Devorlane didn’t care to look at the rest. While he did his best to fight it, his stare was lured across the silken sea to the most amazing curves he had ever seen, being kissed by a sheath of dazzling black bombazine, in his entire life.
A crow sitting among doves that way. Nothing like a widow. Nothing like any widow he’d ever seen. In fact, never mind the sheath of black. Neither the severe scraping of her hair into
a tight topknot from which it tried to escape, nor the meek set of her face, could disguise her boldly hot-house air. Her skin glowed like creamy alabaster. Brilliant shards of lapis lazuli seemed to glitter beneath finely winged brows. Not that his gaze exactly lingered. Why would it when her wayward lips beckoned?

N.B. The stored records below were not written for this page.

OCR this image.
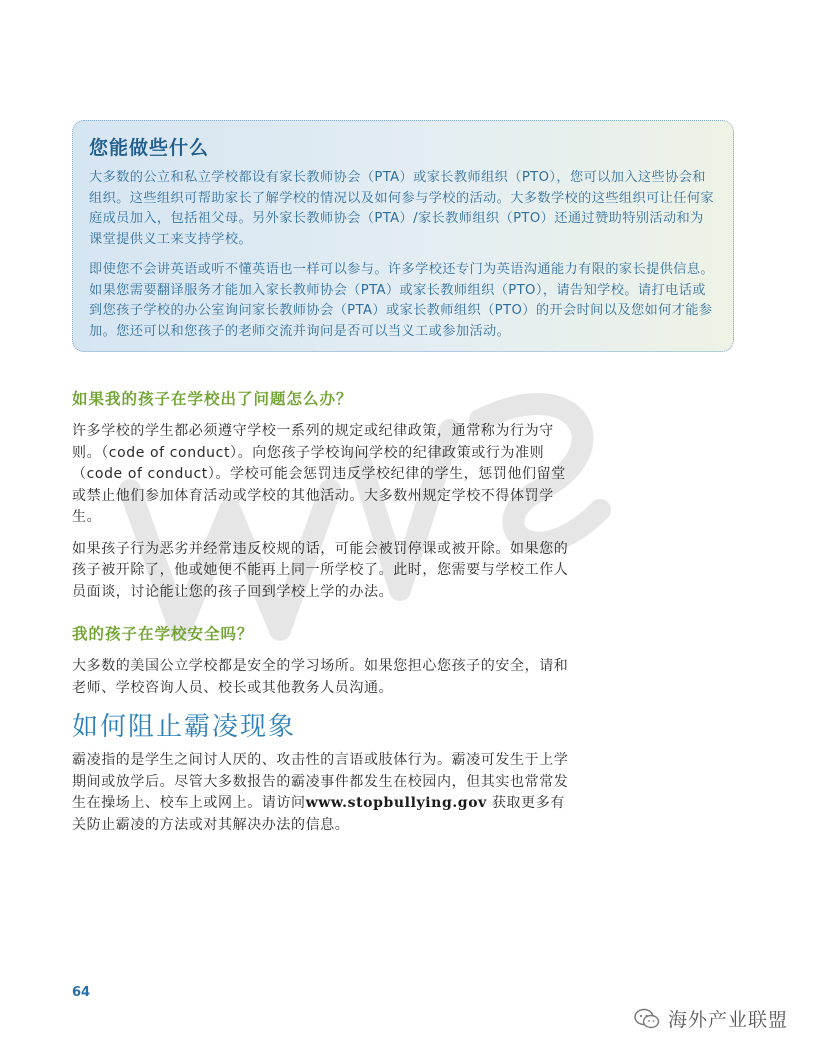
您能做些什么

大多数的公立和私立学校都设有家长教师协会（PTA）或家长教师组织（PTO），您可以加入这些协会和组织。这些组织可帮助家长了解学校的情况以及如何参与学校的活动。大多数学校的这些组织可让任何家庭成员加入，包括祖父母。另外家长教师协会（PTA）/家长教师组织（PTO）还通过赞助特别活动和为课堂提供义工来支持学校。

即使您不会讲英语或听不懂英语也一样可以参与。许多学校还专门为英语沟通能力有限的家长提供信息。如果您需要翻译服务才能加入家长教师协会（PTA）或家长教师组织（PTO），请告知学校。请打电话或到您孩子学校的办公室询问家长教师协会（PTA）或家长教师组织（PTO）的开会时间以及您如何才能参加。您还可以和您孩子的老师交流并询问是否可以当义工或参加活动。

如果我的孩子在学校出了问题怎么办？

许多学校的学生都必须遵守学校一系列的规定或纪律政策，通常称为行为守则。（code of conduct）。向您孩子学校询问学校的纪律政策或行为准则（code of conduct）。学校可能会惩罚违反学校纪律的学生，惩罚他们留堂或禁止他们参加体育活动或学校的其他活动。大多数州规定学校不得体罚学生。

如果孩子行为恶劣并经常违反校规的话，可能会被罚停课或被开除。如果您的孩子被开除了，他或她便不能再上同一所学校了。此时，您需要与学校工作人员面谈，讨论能让您的孩子回到学校上学的办法。

我的孩子在学校安全吗？

大多数的美国公立学校都是安全的学习场所。如果您担心您孩子的安全，请和老师、学校咨询人员、校长或其他教务人员沟通。

如何阻止霸凌现象

霸凌指的是学生之间讨人厌的、攻击性的言语或肢体行为。霸凌可发生于上学期间或放学后。尽管大多数报告的霸凌事件都发生在校园内，但其实也常常发生在操场上、校车上或网上。请访问www.stopbullying.gov 获取更多有关防止霸凌的方法或对其解决办法的信息。

64
海外产业联盟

Their coral ripeness perhaps best explained her allure in that he just wanted to kiss them. In fact he could think of only two words for them: sin incarnate. He could also imagine them clinging in all sorts of ways to his body. But it wasn’t just the lips. There was a brassy confidence, a vitality he recognized. A slight commonness that made her face interesting—her nose and chin a shade too pronounced to be truly beautiful. He’d lay odds on her voice possessing a provocatively uncultured note.
If he’d encountered her in a whorehouse, he’d have put down his fortune to possess her. But here, in rural England, at afternoon tea with every well-bred virgin the county had to offer …
Ridiculous.
Who the blazes was this creature? Flaunting the idea of widowhood with these eyes that spoke of dark, intimate, sexual knowledge.
Her husband—whoever he’d been—must have gone kicking and screaming to his grave, to be dragged from this bird of paradise. Any man would. Even he, standing in the doorway, only able to imagine how it would feel to possess that ripe sin of a mouth, felt his blood burn with painful longing, his groin tighten at … that ripe sin of a mouth.
Memory stirred from its lavender press, stirred faintly like autumn leaves rustling along the alleyways of his mind. Christmas Eve. Ten years ago.
Lady Wentworth had been such a generous hostess, the best in the county, and her parties had always been bright, glittering affairs. Especially her Christmas ones. It had taken him no time at all to dance too little and drink too damned much.